I am trying to get the element and class name for all elements within an html file using python. I managed to get all class names with the code below. It's written like that because I will go through a lot of html files while storing elements with their class names. Ignoring elements without a class name.
temp_file = open(root + "/" + file, "r", encoding="utf-8-sig", errors="ignore")
temp_content = temp_file.read()
class_names = re.findall("class=\"(.*?)\"", temp_content)
However now I am struggling to find a way to get the element that the class belongs to.
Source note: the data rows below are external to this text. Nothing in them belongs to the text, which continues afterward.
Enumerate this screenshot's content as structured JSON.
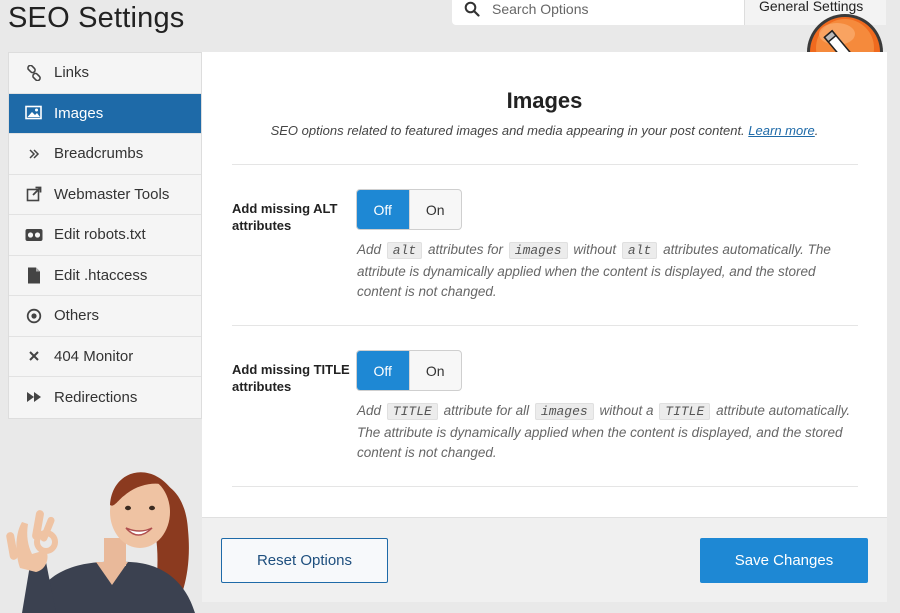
{
  "header": {
    "title": "SEO Settings",
    "search_placeholder": "Search Options",
    "settings_tab": "General Settings"
  },
  "sidebar": {
    "items": [
      {
        "label": "Links",
        "icon": "link-icon",
        "active": false
      },
      {
        "label": "Images",
        "icon": "image-icon",
        "active": true
      },
      {
        "label": "Breadcrumbs",
        "icon": "double-chevron-icon",
        "active": false
      },
      {
        "label": "Webmaster Tools",
        "icon": "external-link-icon",
        "active": false
      },
      {
        "label": "Edit robots.txt",
        "icon": "robot-icon",
        "active": false
      },
      {
        "label": "Edit .htaccess",
        "icon": "file-icon",
        "active": false
      },
      {
        "label": "Others",
        "icon": "circle-dot-icon",
        "active": false
      },
      {
        "label": "404 Monitor",
        "icon": "x-icon",
        "active": false
      },
      {
        "label": "Redirections",
        "icon": "fast-forward-icon",
        "active": false
      }
    ]
  },
  "main": {
    "title": "Images",
    "subtitle": "SEO options related to featured images and media appearing in your post content.",
    "learn_more": "Learn more",
    "options": [
      {
        "label": "Add missing ALT attributes",
        "off": "Off",
        "on": "On",
        "selected": "Off",
        "desc": {
          "t1": "Add",
          "c1": "alt",
          "t2": "attributes for",
          "c2": "images",
          "t3": "without",
          "c3": "alt",
          "t4": "attributes automatically. The attribute is dynamically applied when the content is displayed, and the stored content is not changed."
        }
      },
      {
        "label": "Add missing TITLE attributes",
        "off": "Off",
        "on": "On",
        "selected": "Off",
        "desc": {
          "t1": "Add",
          "c1": "TITLE",
          "t2": "attribute for all",
          "c2": "images",
          "t3": "without a",
          "c3": "TITLE",
          "t4": "attribute automatically. The attribute is dynamically applied when the content is displayed, and the stored content is not changed."
        }
      }
    ]
  },
  "footer": {
    "reset": "Reset Options",
    "save": "Save Changes"
  },
  "colors": {
    "accent": "#1e88d4",
    "active_nav": "#1e6aa8",
    "badge_orange": "#f06a1e"
  }
}
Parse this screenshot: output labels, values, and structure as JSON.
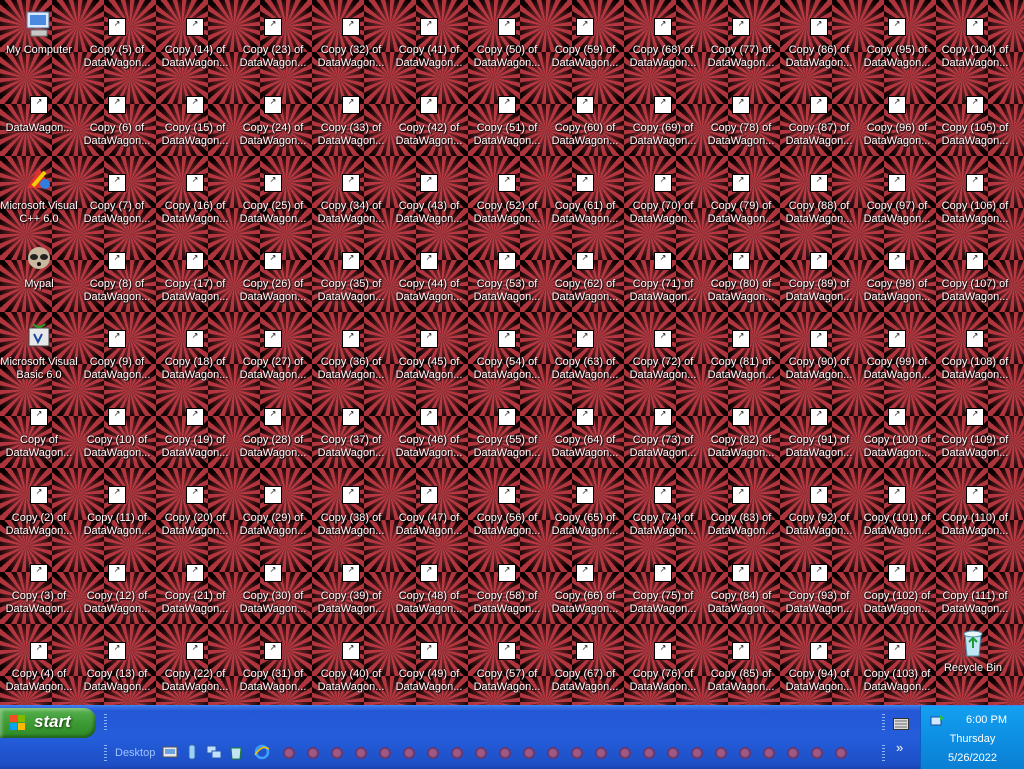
{
  "desktop": {
    "special_icons": [
      {
        "label": "My Computer",
        "icon": "computer-icon"
      },
      {
        "label": "DataWagon...",
        "icon": "shortcut-icon"
      },
      {
        "label": "Microsoft Visual C++ 6.0",
        "icon": "visual-cpp-icon"
      },
      {
        "label": "Mypal",
        "icon": "mypal-raccoon-icon"
      },
      {
        "label": "Microsoft Visual Basic 6.0",
        "icon": "visual-basic-icon"
      },
      {
        "label": "Copy of\nDataWagon...",
        "icon": "shortcut-icon"
      },
      {
        "label": "Copy (2) of\nDataWagon...",
        "icon": "shortcut-icon"
      },
      {
        "label": "Copy (3) of\nDataWagon...",
        "icon": "shortcut-icon"
      },
      {
        "label": "Copy (4) of\nDataWagon...",
        "icon": "shortcut-icon"
      }
    ],
    "copy_columns": [
      [
        "5",
        "6",
        "7",
        "8",
        "9",
        "10",
        "11",
        "12",
        "13"
      ],
      [
        "14",
        "15",
        "16",
        "17",
        "18",
        "19",
        "20",
        "21",
        "22"
      ],
      [
        "23",
        "24",
        "25",
        "26",
        "27",
        "28",
        "29",
        "30",
        "31"
      ],
      [
        "32",
        "33",
        "34",
        "35",
        "36",
        "37",
        "38",
        "39",
        "40"
      ],
      [
        "41",
        "42",
        "43",
        "44",
        "45",
        "46",
        "47",
        "48",
        "49"
      ],
      [
        "50",
        "51",
        "52",
        "53",
        "54",
        "55",
        "56",
        "58",
        "57"
      ],
      [
        "59",
        "60",
        "61",
        "62",
        "63",
        "64",
        "65",
        "66",
        "67"
      ],
      [
        "68",
        "69",
        "70",
        "71",
        "72",
        "73",
        "74",
        "75",
        "76"
      ],
      [
        "77",
        "78",
        "79",
        "80",
        "81",
        "82",
        "83",
        "84",
        "85"
      ],
      [
        "86",
        "87",
        "88",
        "89",
        "90",
        "91",
        "92",
        "93",
        "94"
      ],
      [
        "95",
        "96",
        "97",
        "98",
        "99",
        "100",
        "101",
        "102",
        "103"
      ],
      [
        "104",
        "105",
        "106",
        "107",
        "108",
        "109",
        "110",
        "111",
        ""
      ]
    ],
    "copy_label_prefix": "Copy (",
    "copy_label_suffix": ") of\nDataWagon...",
    "recycle_bin": {
      "label": "Recycle Bin",
      "icon": "recycle-bin-icon"
    },
    "wallpaper_colors": {
      "background": "#0a0000",
      "star": "#c83c46"
    }
  },
  "taskbar": {
    "start_label": "start",
    "desktop_toolbar_label": "Desktop",
    "quick_launch": [
      "show-desktop-icon",
      "windows-media-icon",
      "network-icon",
      "recycle-icon",
      "internet-explorer-icon"
    ],
    "chevron": "»",
    "clock": {
      "time": "6:00 PM",
      "day": "Thursday",
      "date": "5/26/2022"
    },
    "colors": {
      "taskbar": "#245ddb",
      "start": "#3d9a35",
      "tray": "#0d8fe3"
    }
  }
}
Keep in mind that elements sometimes overlap with each other, so readlines() won't help too much either and it would proabably be slower than regexing the entire document at once.
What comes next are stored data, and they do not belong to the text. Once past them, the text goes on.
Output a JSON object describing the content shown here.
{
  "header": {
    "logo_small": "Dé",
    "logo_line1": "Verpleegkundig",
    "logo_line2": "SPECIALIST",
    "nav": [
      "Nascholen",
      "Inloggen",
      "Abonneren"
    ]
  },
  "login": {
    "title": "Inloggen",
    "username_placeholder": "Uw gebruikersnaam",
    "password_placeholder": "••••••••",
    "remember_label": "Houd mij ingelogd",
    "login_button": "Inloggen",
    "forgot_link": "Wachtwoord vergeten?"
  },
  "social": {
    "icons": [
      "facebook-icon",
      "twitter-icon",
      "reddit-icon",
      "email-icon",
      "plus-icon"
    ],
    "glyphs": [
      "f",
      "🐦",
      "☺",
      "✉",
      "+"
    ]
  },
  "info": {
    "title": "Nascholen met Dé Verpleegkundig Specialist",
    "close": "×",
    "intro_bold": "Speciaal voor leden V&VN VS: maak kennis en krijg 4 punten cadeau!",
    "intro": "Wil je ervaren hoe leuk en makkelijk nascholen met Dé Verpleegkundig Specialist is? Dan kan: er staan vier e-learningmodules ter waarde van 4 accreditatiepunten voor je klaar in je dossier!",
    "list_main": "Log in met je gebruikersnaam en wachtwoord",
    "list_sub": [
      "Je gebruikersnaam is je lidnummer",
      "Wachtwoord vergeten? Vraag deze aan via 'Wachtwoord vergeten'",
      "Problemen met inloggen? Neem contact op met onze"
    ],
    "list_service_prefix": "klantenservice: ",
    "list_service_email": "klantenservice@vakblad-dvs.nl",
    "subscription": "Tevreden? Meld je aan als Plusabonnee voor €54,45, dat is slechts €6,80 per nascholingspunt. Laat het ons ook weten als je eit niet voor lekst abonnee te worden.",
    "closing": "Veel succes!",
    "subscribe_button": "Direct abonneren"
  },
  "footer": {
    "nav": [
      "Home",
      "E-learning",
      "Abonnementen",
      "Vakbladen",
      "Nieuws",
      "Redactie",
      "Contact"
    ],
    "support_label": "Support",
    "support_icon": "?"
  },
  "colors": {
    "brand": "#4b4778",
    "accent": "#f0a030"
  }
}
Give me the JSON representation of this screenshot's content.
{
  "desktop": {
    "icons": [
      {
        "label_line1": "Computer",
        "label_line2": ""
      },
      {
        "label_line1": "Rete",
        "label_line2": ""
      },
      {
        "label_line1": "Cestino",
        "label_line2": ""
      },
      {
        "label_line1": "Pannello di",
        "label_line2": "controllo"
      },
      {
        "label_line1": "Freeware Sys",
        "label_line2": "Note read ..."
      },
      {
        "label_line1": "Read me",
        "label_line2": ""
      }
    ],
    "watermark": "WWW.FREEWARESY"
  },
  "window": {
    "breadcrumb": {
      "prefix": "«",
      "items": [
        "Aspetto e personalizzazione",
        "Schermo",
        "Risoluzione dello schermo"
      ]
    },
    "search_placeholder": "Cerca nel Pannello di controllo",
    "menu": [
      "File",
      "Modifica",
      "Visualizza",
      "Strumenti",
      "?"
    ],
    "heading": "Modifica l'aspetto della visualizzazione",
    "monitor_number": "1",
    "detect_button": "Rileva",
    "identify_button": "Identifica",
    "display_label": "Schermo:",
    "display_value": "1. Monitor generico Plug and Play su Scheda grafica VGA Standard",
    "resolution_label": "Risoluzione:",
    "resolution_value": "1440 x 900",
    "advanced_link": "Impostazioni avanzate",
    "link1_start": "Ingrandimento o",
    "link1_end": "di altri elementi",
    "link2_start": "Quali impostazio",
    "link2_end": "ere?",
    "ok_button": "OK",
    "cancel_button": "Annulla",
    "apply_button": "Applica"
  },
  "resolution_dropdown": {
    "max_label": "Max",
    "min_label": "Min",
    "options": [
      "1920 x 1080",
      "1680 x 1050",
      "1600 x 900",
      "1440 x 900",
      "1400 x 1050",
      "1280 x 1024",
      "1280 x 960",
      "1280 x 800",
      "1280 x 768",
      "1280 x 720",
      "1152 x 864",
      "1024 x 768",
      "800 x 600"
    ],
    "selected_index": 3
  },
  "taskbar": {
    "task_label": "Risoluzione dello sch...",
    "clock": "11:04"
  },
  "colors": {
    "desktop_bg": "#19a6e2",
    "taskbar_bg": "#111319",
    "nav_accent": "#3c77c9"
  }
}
<div class="header_container container_12">
<div class="grid_5">
<h1><a href="#">Logo Text Here</a></h1>
</div>
<div class="grid_7">
<div class="menu_items">
<a href="#" class="home active">Home</a><a href="#" class="portfolio">Portfolio</a>
<a href="#"
class="about">About Me
</a><a href="#" class="contact">Contact Me</a>
</div>
</div>
</div>
The above html snippet is badly indented on purpose, to showcase the kind of data I am working with... The goal would be to maybe store them in a hashmap. i.e.
"header_Container container_12": "div"
"grid_5": "div"
"grid_7": "div"
"menu_items": "div"
"home active": "a"
"portfolio": "a"
"about": "a"
"contact": "a"